As part of the organising committee for the International Relations Society at Oxford, we had former commander of International Security Assistance Force (Isaf) in Afghanistan, General Stanley McChrystal, come over recently for a lecture.
McChrystal started off his spiel with differing perceptions of the conflict in Afghanistan — the US perspective of bringing freedom to the Afghans, and the Afghan perspective of the US being yet another occupying force, emphasising it matters whose shoes one is wearing. He then brought Afghanistan President Hamid Karzai into the equation and revealed that Karzai’s biggest demand from the Americans was to set up American enterprises in Afghanistan, as he felt that only business could guarantee a long-term commitment from the Americans in Afghanistan.
Soon after this the topic changed to what everyone had come to hear about — the general’s perspective on the Bin Laden episode. Instead of bashing Pakistan, McChrystal showed his mettle and worth — he argued that the US has made a lot of mistakes with Pakistan, and Pakistan has also made an equal number of mistakes, and there is no point in sticking to these mistakes. He continued that Bin Laden is dead and that should be the end of the story. He rationally argued that the only way out is to look forward to the future, and build up on a solid and trustworthy partnership that is beneficial for both states.
To my surprise, the general also brought up the issue of Pakistan’s territorial sovereignty and how that had been violated in the Bin Laden mission. The general even went on to say that the news of Bin Laden’s death was not something that should be celebrated, as there is no happiness and satisfaction in the loss of human life.

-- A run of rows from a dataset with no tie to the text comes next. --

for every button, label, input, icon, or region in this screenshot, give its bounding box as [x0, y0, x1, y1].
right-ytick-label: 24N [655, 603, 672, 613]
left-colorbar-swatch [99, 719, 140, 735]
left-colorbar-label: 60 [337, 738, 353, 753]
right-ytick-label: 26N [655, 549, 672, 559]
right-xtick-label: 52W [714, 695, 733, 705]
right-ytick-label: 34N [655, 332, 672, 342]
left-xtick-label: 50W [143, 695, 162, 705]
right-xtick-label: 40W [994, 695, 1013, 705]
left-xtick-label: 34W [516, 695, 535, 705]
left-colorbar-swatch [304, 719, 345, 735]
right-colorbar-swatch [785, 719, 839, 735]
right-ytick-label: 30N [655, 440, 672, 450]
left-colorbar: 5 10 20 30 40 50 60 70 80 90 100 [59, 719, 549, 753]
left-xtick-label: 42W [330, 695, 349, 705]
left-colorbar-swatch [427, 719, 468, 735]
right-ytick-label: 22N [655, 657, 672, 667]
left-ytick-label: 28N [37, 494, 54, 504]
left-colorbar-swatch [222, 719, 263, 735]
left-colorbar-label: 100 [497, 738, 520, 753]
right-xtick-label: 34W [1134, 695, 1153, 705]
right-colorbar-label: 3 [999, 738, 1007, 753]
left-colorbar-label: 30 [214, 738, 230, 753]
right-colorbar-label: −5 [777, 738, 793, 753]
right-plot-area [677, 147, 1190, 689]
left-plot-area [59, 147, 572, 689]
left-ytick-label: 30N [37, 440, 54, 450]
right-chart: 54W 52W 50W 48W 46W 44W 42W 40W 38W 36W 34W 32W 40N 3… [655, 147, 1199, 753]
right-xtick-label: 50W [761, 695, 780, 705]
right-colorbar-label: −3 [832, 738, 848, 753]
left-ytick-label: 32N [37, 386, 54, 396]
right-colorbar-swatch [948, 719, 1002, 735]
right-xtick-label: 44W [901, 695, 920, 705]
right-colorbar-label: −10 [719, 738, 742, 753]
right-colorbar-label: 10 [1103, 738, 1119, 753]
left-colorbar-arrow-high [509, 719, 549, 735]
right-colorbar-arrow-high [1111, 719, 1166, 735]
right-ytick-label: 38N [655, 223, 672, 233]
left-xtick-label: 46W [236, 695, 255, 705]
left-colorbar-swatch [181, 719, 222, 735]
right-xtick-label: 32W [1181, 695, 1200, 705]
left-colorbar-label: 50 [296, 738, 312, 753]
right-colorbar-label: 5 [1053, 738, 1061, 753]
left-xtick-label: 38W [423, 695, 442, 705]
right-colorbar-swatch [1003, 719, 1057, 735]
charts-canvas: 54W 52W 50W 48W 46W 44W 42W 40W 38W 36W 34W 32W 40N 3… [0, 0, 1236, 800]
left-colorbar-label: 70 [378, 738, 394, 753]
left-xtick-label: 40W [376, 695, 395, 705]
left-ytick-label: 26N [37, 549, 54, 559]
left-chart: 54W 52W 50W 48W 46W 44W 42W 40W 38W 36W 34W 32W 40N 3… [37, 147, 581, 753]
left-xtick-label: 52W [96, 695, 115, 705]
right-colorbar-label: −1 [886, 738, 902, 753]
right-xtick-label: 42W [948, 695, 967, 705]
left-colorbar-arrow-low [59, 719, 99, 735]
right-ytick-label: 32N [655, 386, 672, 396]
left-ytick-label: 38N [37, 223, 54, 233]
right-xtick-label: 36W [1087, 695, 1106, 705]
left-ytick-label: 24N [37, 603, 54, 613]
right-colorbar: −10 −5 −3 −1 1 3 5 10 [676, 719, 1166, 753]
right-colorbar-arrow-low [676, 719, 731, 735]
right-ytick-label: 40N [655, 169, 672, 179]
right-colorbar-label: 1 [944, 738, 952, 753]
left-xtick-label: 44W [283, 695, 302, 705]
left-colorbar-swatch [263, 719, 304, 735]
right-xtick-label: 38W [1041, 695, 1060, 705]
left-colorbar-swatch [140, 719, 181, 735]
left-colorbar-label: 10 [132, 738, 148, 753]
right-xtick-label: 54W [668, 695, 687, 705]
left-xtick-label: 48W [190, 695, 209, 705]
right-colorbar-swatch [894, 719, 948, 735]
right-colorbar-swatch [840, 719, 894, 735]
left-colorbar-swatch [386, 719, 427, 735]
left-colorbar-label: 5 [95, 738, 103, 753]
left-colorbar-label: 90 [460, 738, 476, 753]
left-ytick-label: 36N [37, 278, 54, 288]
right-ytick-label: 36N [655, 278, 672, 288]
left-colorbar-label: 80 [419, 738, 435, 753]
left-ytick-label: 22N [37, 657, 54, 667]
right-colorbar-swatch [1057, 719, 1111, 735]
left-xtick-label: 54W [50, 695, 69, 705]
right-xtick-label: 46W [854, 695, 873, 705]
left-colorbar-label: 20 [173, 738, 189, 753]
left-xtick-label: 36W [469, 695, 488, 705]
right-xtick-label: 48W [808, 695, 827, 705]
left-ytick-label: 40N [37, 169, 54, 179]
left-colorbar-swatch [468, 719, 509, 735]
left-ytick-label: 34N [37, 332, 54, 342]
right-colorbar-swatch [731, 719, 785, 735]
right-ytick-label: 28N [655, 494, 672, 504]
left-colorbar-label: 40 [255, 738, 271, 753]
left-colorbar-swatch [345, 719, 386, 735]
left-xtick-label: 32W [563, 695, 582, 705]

Someone in the audience asked the general about the role of China and McChrystal was of the view that Chinese involvement in Afghanistan was not more than mere suckling away of precious Afghan natural resources. The general was equally wary of China’s relations with Pakistan, asserting that in the long term they were not beneficial for Pakistan. This was the only toe of US foreign policy that the general asserted; apart from that his assessment was all logical and humane.
After the speech, I got to meet McChrystal and instead of attacking Pakistan in any way, he agreed that Pakistan had suffered more than any other state, and said that America recognised all these sacrifices. The future, he believed, was one where we all worked in mutual support and benefit for everyone.
At the end of the meeting, I felt both happy and sad. Happy, because the Americans appreciate the sacrifices and pains ordinary Pakistanis have undertaken, and the resentment felt by Pakistanis when their territorial integrity is shattered. And sad, because the general was not in the command seat any more. I only hope and pray that the current leadership in place of McChrystal shares the same perspectives and mindset. Peace in the region may not be such an elusive oasis anymore.
Published in The Express Tribune, May 13th, 2011.